Uma startup brasiliense quer mexer com a forma como se produzem aplicativos para iPhone e outros dispositivos móveis. A empresa lança hoje a EasyApp, uma plataforma completamente nova e inédita no mercado brasileiro que permite criar aplicativos — para iOS, Android e BlackBerry — com poucos cliques. Em tese, daria para colocar um novo app no ar com apenas 1 hora de trabalho.

Para tanto, a EasyApp oferece um layout pré-moldado no qual os clientes inserem as informações que devem estar disponíveis no aplicativo final. Sem grandes traumas e sem saber escrever uma linha de código-fonte sequer para a plataforma escolhida, qualquer que seja ela.
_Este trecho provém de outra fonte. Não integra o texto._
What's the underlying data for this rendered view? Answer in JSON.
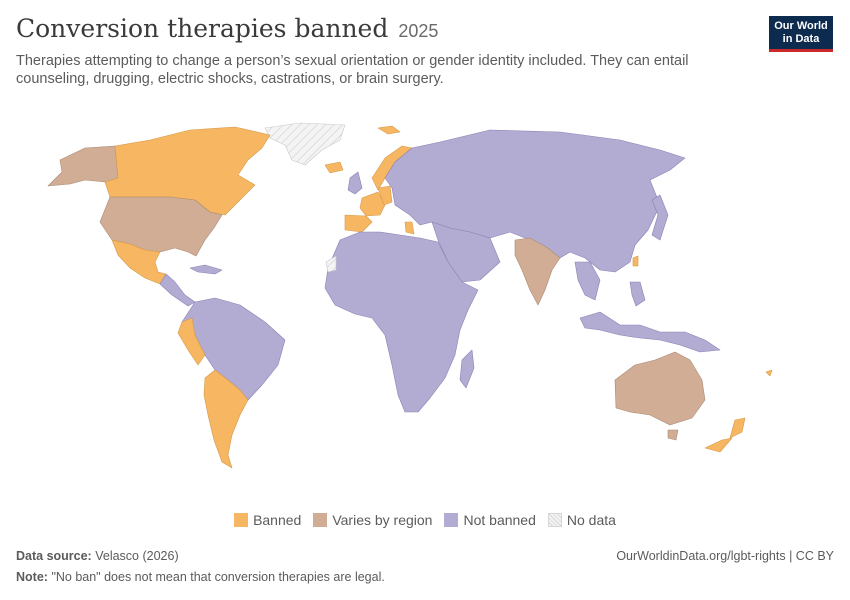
{
  "header": {
    "title": "Conversion therapies banned",
    "year": "2025",
    "subtitle": "Therapies attempting to change a person’s sexual orientation or gender identity included. They can entail counseling, drugging, electric shocks, castrations, or brain surgery.",
    "logo_line1": "Our World",
    "logo_line2": "in Data"
  },
  "colors": {
    "banned": "#f7b662",
    "varies": "#d2ad95",
    "not_banned": "#b2acd2",
    "no_data": "#eeeeee",
    "border": "#8a83b5"
  },
  "legend": [
    {
      "key": "banned",
      "label": "Banned"
    },
    {
      "key": "varies",
      "label": "Varies by region"
    },
    {
      "key": "not_banned",
      "label": "Not banned"
    },
    {
      "key": "no_data",
      "label": "No data"
    }
  ],
  "map_data": {
    "banned": [
      "Canada",
      "Mexico",
      "Ecuador",
      "Peru",
      "Chile",
      "Argentina",
      "Uruguay",
      "Iceland",
      "Norway",
      "Spain",
      "Portugal",
      "France",
      "Belgium",
      "Germany",
      "Malta",
      "Greece",
      "Cyprus",
      "Ireland",
      "Taiwan",
      "New Zealand",
      "Fiji"
    ],
    "varies": [
      "United States",
      "Alaska",
      "India",
      "Australia"
    ],
    "not_banned": [
      "South America (others)",
      "Central America",
      "Africa",
      "Russia",
      "China",
      "Middle East",
      "Southeast Asia",
      "Indonesia",
      "Eastern Europe",
      "United Kingdom",
      "Japan"
    ],
    "no_data": [
      "Greenland",
      "Western Sahara"
    ]
  },
  "footer": {
    "source_label": "Data source:",
    "source_value": "Velasco (2026)",
    "url": "OurWorldinData.org/lgbt-rights | CC BY",
    "note_label": "Note:",
    "note_value": "\"No ban\" does not mean that conversion therapies are legal."
  }
}
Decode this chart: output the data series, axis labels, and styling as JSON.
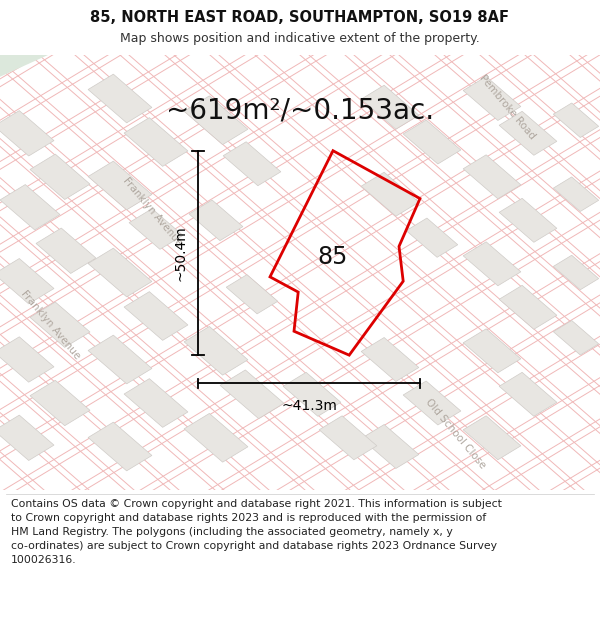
{
  "title": "85, NORTH EAST ROAD, SOUTHAMPTON, SO19 8AF",
  "subtitle": "Map shows position and indicative extent of the property.",
  "area_text": "~619m²/~0.153ac.",
  "label_85": "85",
  "dim_width": "~41.3m",
  "dim_height": "~50.4m",
  "footer": "Contains OS data © Crown copyright and database right 2021. This information is subject\nto Crown copyright and database rights 2023 and is reproduced with the permission of\nHM Land Registry. The polygons (including the associated geometry, namely x, y\nco-ordinates) are subject to Crown copyright and database rights 2023 Ordnance Survey\n100026316.",
  "map_bg": "#f8f7f5",
  "block_fill": "#e8e6e2",
  "block_edge": "#d0ccc8",
  "road_line_color": "#f0b8b8",
  "road_line_lw": 0.7,
  "property_edge_color": "#dd0000",
  "property_lw": 2.0,
  "dim_color": "#000000",
  "street_label_color": "#b0a8a0",
  "green_area_color": "#dce8dc",
  "title_fontsize": 10.5,
  "subtitle_fontsize": 9,
  "area_fontsize": 20,
  "label_fontsize": 17,
  "dim_fontsize": 10,
  "footer_fontsize": 7.8,
  "street_label_fontsize": 7.5,
  "white": "#ffffff",
  "dark": "#111111"
}
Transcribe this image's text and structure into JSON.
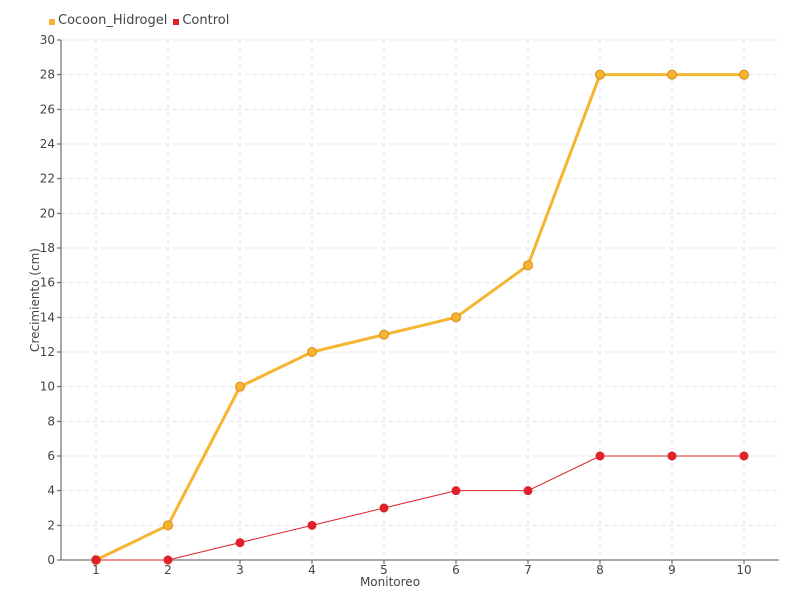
{
  "chart_data": {
    "type": "line",
    "xlabel": "Monitoreo",
    "ylabel": "Crecimiento (cm)",
    "x": [
      1,
      2,
      3,
      4,
      5,
      6,
      7,
      8,
      9,
      10
    ],
    "ylim": [
      0,
      30
    ],
    "yticks": [
      0,
      2,
      4,
      6,
      8,
      10,
      12,
      14,
      16,
      18,
      20,
      22,
      24,
      26,
      28,
      30
    ],
    "grid": true,
    "legend_position": "top-left",
    "series": [
      {
        "name": "Cocoon_Hidrogel",
        "color": "#f5b531",
        "values": [
          0,
          2,
          10,
          12,
          13,
          14,
          17,
          28,
          28,
          28
        ]
      },
      {
        "name": "Control",
        "color": "#e0212b",
        "values": [
          0,
          0,
          1,
          2,
          3,
          4,
          4,
          6,
          6,
          6
        ]
      }
    ]
  }
}
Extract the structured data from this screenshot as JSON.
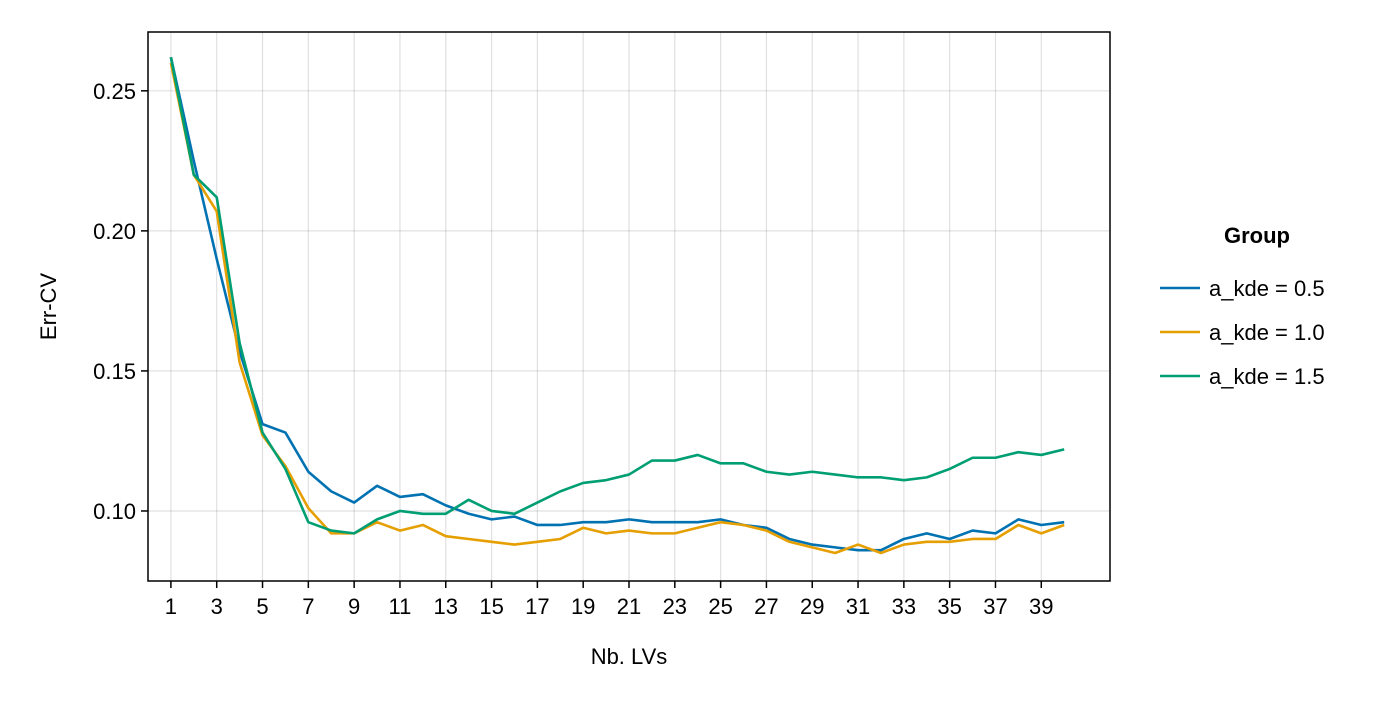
{
  "chart_data": {
    "type": "line",
    "title": "",
    "xlabel": "Nb. LVs",
    "ylabel": "Err-CV",
    "xlim": [
      0,
      42
    ],
    "ylim": [
      0.075,
      0.271
    ],
    "xticks": [
      1,
      3,
      5,
      7,
      9,
      11,
      13,
      15,
      17,
      19,
      21,
      23,
      25,
      27,
      29,
      31,
      33,
      35,
      37,
      39
    ],
    "yticks": [
      0.1,
      0.15,
      0.2,
      0.25
    ],
    "ytick_labels": [
      "0.10",
      "0.15",
      "0.20",
      "0.25"
    ],
    "grid": true,
    "legend": {
      "title": "Group",
      "position": "right"
    },
    "x": [
      1,
      2,
      3,
      4,
      5,
      6,
      7,
      8,
      9,
      10,
      11,
      12,
      13,
      14,
      15,
      16,
      17,
      18,
      19,
      20,
      21,
      22,
      23,
      24,
      25,
      26,
      27,
      28,
      29,
      30,
      31,
      32,
      33,
      34,
      35,
      36,
      37,
      38,
      39,
      40
    ],
    "series": [
      {
        "name": "a_kde = 0.5",
        "color": "#0072B2",
        "values": [
          0.262,
          0.225,
          0.19,
          0.157,
          0.131,
          0.128,
          0.114,
          0.107,
          0.103,
          0.109,
          0.105,
          0.106,
          0.102,
          0.099,
          0.097,
          0.098,
          0.095,
          0.095,
          0.096,
          0.096,
          0.097,
          0.096,
          0.096,
          0.096,
          0.097,
          0.095,
          0.094,
          0.09,
          0.088,
          0.087,
          0.086,
          0.086,
          0.09,
          0.092,
          0.09,
          0.093,
          0.092,
          0.097,
          0.095,
          0.096
        ]
      },
      {
        "name": "a_kde = 1.0",
        "color": "#E69F00",
        "values": [
          0.26,
          0.22,
          0.207,
          0.153,
          0.127,
          0.116,
          0.101,
          0.092,
          0.092,
          0.096,
          0.093,
          0.095,
          0.091,
          0.09,
          0.089,
          0.088,
          0.089,
          0.09,
          0.094,
          0.092,
          0.093,
          0.092,
          0.092,
          0.094,
          0.096,
          0.095,
          0.093,
          0.089,
          0.087,
          0.085,
          0.088,
          0.085,
          0.088,
          0.089,
          0.089,
          0.09,
          0.09,
          0.095,
          0.092,
          0.095
        ]
      },
      {
        "name": "a_kde = 1.5",
        "color": "#009E73",
        "values": [
          0.262,
          0.22,
          0.212,
          0.16,
          0.128,
          0.115,
          0.096,
          0.093,
          0.092,
          0.097,
          0.1,
          0.099,
          0.099,
          0.104,
          0.1,
          0.099,
          0.103,
          0.107,
          0.11,
          0.111,
          0.113,
          0.118,
          0.118,
          0.12,
          0.117,
          0.117,
          0.114,
          0.113,
          0.114,
          0.113,
          0.112,
          0.112,
          0.111,
          0.112,
          0.115,
          0.119,
          0.119,
          0.121,
          0.12,
          0.122
        ]
      }
    ]
  }
}
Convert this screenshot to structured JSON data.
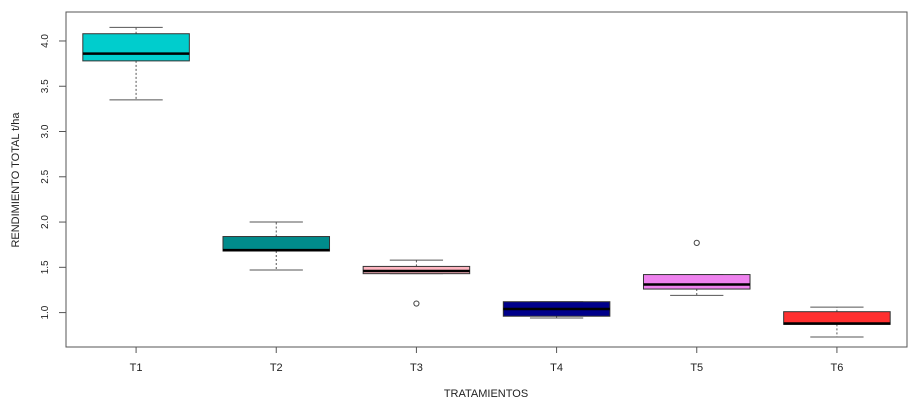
{
  "chart_data": {
    "type": "boxplot",
    "title": "",
    "xlabel": "TRATAMIENTOS",
    "ylabel": "RENDIMIENTO TOTAL t/ha",
    "ylim": [
      0.62,
      4.32
    ],
    "yticks": [
      1.0,
      1.5,
      2.0,
      2.5,
      3.0,
      3.5,
      4.0
    ],
    "ytick_labels": [
      "1.0",
      "1.5",
      "2.0",
      "2.5",
      "3.0",
      "3.5",
      "4.0"
    ],
    "grid": false,
    "legend": "none",
    "boxes": [
      {
        "category": "T1",
        "color": "#00CDCD",
        "whisker_low": 3.35,
        "q1": 3.78,
        "median": 3.86,
        "q3": 4.08,
        "whisker_high": 4.15,
        "outliers": []
      },
      {
        "category": "T2",
        "color": "#008B8B",
        "whisker_low": 1.47,
        "q1": 1.68,
        "median": 1.69,
        "q3": 1.84,
        "whisker_high": 2.0,
        "outliers": []
      },
      {
        "category": "T3",
        "color": "#FFB6C1",
        "whisker_low": 1.43,
        "q1": 1.43,
        "median": 1.46,
        "q3": 1.51,
        "whisker_high": 1.58,
        "outliers": [
          1.1
        ]
      },
      {
        "category": "T4",
        "color": "#00008B",
        "whisker_low": 0.94,
        "q1": 0.96,
        "median": 1.04,
        "q3": 1.12,
        "whisker_high": 1.12,
        "outliers": []
      },
      {
        "category": "T5",
        "color": "#EE82EE",
        "whisker_low": 1.19,
        "q1": 1.26,
        "median": 1.31,
        "q3": 1.42,
        "whisker_high": 1.42,
        "outliers": [
          1.77
        ]
      },
      {
        "category": "T6",
        "color": "#FF3030",
        "whisker_low": 0.73,
        "q1": 0.87,
        "median": 0.88,
        "q3": 1.01,
        "whisker_high": 1.06,
        "outliers": []
      }
    ]
  }
}
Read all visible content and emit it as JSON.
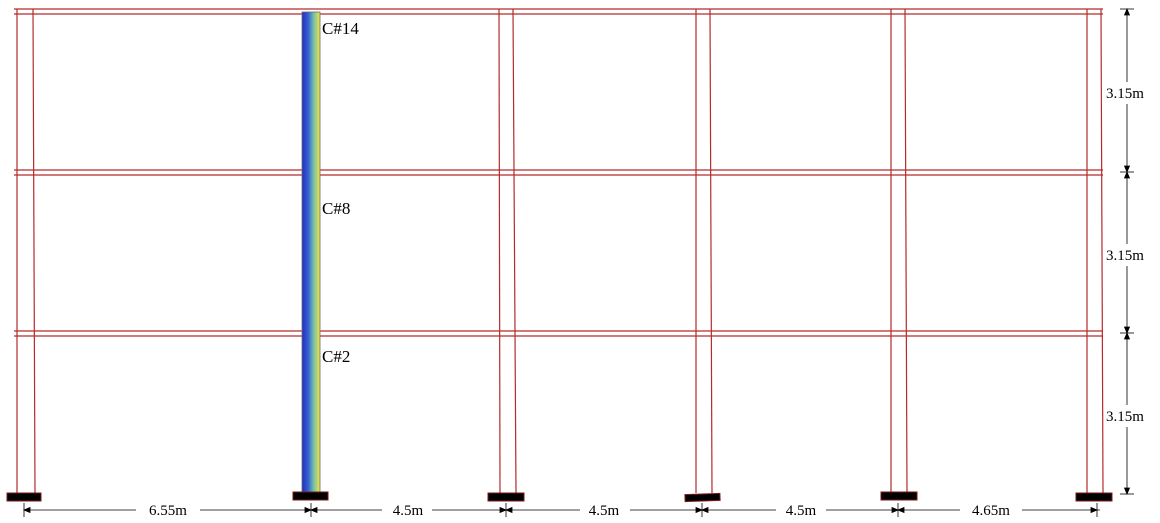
{
  "colors": {
    "frame_line": "#b52a2a",
    "dimension_line": "#000000",
    "support": "#000000",
    "support_edge": "#7a1a1a",
    "gradient_column": [
      "#2a36c8",
      "#3a6fd8",
      "#6fc0b0",
      "#f2e24a"
    ]
  },
  "column_labels": {
    "top": "C#14",
    "middle": "C#8",
    "bottom": "C#2"
  },
  "bay_widths": [
    "6.55m",
    "4.5m",
    "4.5m",
    "4.5m",
    "4.65m"
  ],
  "story_heights": [
    "3.15m",
    "3.15m",
    "3.15m"
  ]
}
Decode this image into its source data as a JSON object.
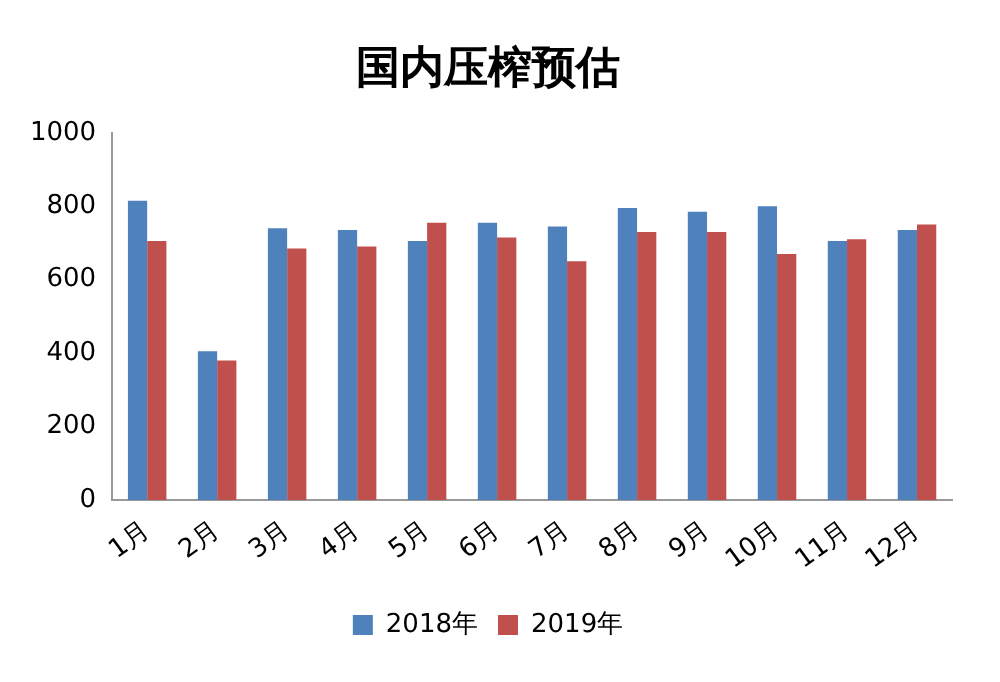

A Easy App está disponível a partir dessa quarta (1º) para pequenas, médias e grandes empresas que queiram lançar um aplicativo para dispositivos móveis, mas até agora não teve condições de fazê-lo por falta de conhecimento técnico ou mesmo por limitações no orçamento.

O Tecnoblog teve acesso exclusivo à plataforma EasyApp durante alguns dias, para testar os recursos e trazer as nossas impressões para você, nobre leitor. Será que vale a pena contratar o serviço? Hummm…

Criar um aplicativo com EasyApp é realmente muito fácil, conforme a empresa brasiliense afirma ser. Logo que o painel de controle do app é acessado, temos as informações mais recentes sobre ele. De cara, eu tinha como saber as estatísticas sobre downloads do “App do Tecnoblog”, um dado importantíssimo depois que o app está no ar.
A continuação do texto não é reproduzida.